Patients were hospitalised 9315 times, of which 1180 (13 %) were primarily caused by a bacterial infection. The incidence density was 73 hospitalisations per 1000 person-years (95 % CI 69–77). The rate of bacterial infections was high throughout follow-up, with no evidence of a change in incidence over time for either men or women (Fig. 1).

Fig. 1.

Fig. 1

Rate of hospital admission for severe bacterial infection in a cohort of 2335 people who inject heroin in South London, England, by time after first treatment episode (error bars show 95% confidence intervals).

Compared to the general population, the study cohort was 50.0 (95 % CI 47.2−52.9) times more likely to be admitted to hospital for treatment of a bacterial infection. Hospitalisation rates were substantially raised for each type of bacterial infection (Table 2). The rate of all-cause admission was also raised, but much less so, at 3.7 times the general population.

Table 2.

Hospital admissions and costs of treatment for severe bacterial infections in a cohort of 2335 people who inject heroin in South London, England, with 16,434 years of follow-up.

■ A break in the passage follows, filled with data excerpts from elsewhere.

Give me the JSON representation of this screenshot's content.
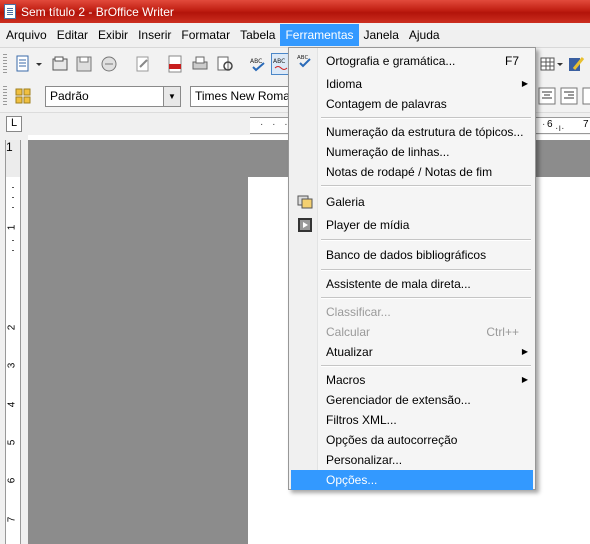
{
  "window": {
    "title": "Sem título 2 - BrOffice Writer"
  },
  "menubar": {
    "items": [
      "Arquivo",
      "Editar",
      "Exibir",
      "Inserir",
      "Formatar",
      "Tabela",
      "Ferramentas",
      "Janela",
      "Ajuda"
    ],
    "active": "Ferramentas"
  },
  "toolbar": {
    "style_value": "Padrão",
    "font_value": "Times New Roma"
  },
  "ruler": {
    "h_labels": [
      "6",
      "7"
    ],
    "v_labels": [
      "1",
      "1",
      "2",
      "3",
      "4",
      "5",
      "6",
      "7"
    ]
  },
  "tools_menu": {
    "items": [
      {
        "label": "Ortografia e gramática...",
        "shortcut": "F7",
        "icon": "spellcheck-icon"
      },
      {
        "label": "Idioma",
        "submenu": true
      },
      {
        "label": "Contagem de palavras"
      },
      {
        "label": "Numeração da estrutura de tópicos..."
      },
      {
        "label": "Numeração de linhas..."
      },
      {
        "label": "Notas de rodapé / Notas de fim"
      },
      {
        "label": "Galeria",
        "icon": "gallery-icon"
      },
      {
        "label": "Player de mídia",
        "icon": "media-player-icon"
      },
      {
        "label": "Banco de dados bibliográficos"
      },
      {
        "label": "Assistente de mala direta..."
      },
      {
        "label": "Classificar...",
        "disabled": true
      },
      {
        "label": "Calcular",
        "shortcut": "Ctrl++",
        "disabled": true
      },
      {
        "label": "Atualizar",
        "submenu": true
      },
      {
        "label": "Macros",
        "submenu": true
      },
      {
        "label": "Gerenciador de extensão..."
      },
      {
        "label": "Filtros XML..."
      },
      {
        "label": "Opções da autocorreção"
      },
      {
        "label": "Personalizar..."
      },
      {
        "label": "Opções...",
        "highlighted": true
      }
    ]
  },
  "colors": {
    "title_bar": "#c01f12",
    "menu_highlight": "#3399ff",
    "workspace": "#8c8c8c"
  }
}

Primary diagnosis Observed admissions Expected admissions SAR
(95 % CI)
Mean cost, £ (sd) Median cost, £
(IQR)
Abscess 487 9.3 52.4 (47.8−57.2) 4307 (3035) 3898 (2,660−5,296)
Cellulitis 282 7.8 36.0 (31.9−40.4) 3579 (2503) 2731 (1,880−4,432)
Phlebitis and thrombophlebitis 233 2.0 115.2 (100.9−131.0) 3261 (2969) 2277 (1,772−4,136)
Septicaemia and bacteraemia 56 2.3 24.3 (18.3−31.5) 8687 (5060) 9250 (5,221−9,763)
Osteomyelitis and septic arthritis 42 0.2 174.4 (125.7−235.8) 14,134 (52,843) 5694 (3,980−7,129)
Endocarditis 82 1.9 43.7 (34.8−54.3) 12,963 (7765) 11,951 (6,893−15,197)
Necrotising Fasciitis 9 <0.1 599.4 (274.1−1,137.9) 10,815 (7159) 11,926 (4,274−14,839)
All bacterial infections* 1180 23.6 50.0 (47.2−52.9) 4980 (12,431) 3022 (2,148−5,296)
All-cause 9274 2467.5 3.8 (3.7−3.8) ** **

SAR = Standardised admission ratio.

*

The total number of bacterial infections is less than the sum of each individual diagnosis because some admissions have two primary diagnoses (resulting from the process of merging hospital admissions that were within two days of each other).

**

We did not calculate the cost of admissions with primary diagnosis unrelated to bacterial infection.

The rate of hospitalisation among women was 1.50 (95 % CI 1.32–1.69) that of men, with similar or higher rates across diagnoses (Fig. 2). Although women also had a higher rate of all-cause hospital admission than men, this was in proportion to differences between women and men in the general population. All-cause SARs for men and women were therefore similar, at 3.7 and 4.0 respectively. In contrast, women who inject heroin had higher rates of admission for bacterial infections than men, and the differences were disproportionate to underlying differences between men and women in the general population. The SARs for bacterial infections were therefore higher for women than for men (see Supplementary Information).

Fig. 2.

Fig. 2

Rate of hospital admission for severe bacterial infection in a cohort of 2335 people who inject heroin, by primary diagnosis. (error bars show 95% confidence intervals).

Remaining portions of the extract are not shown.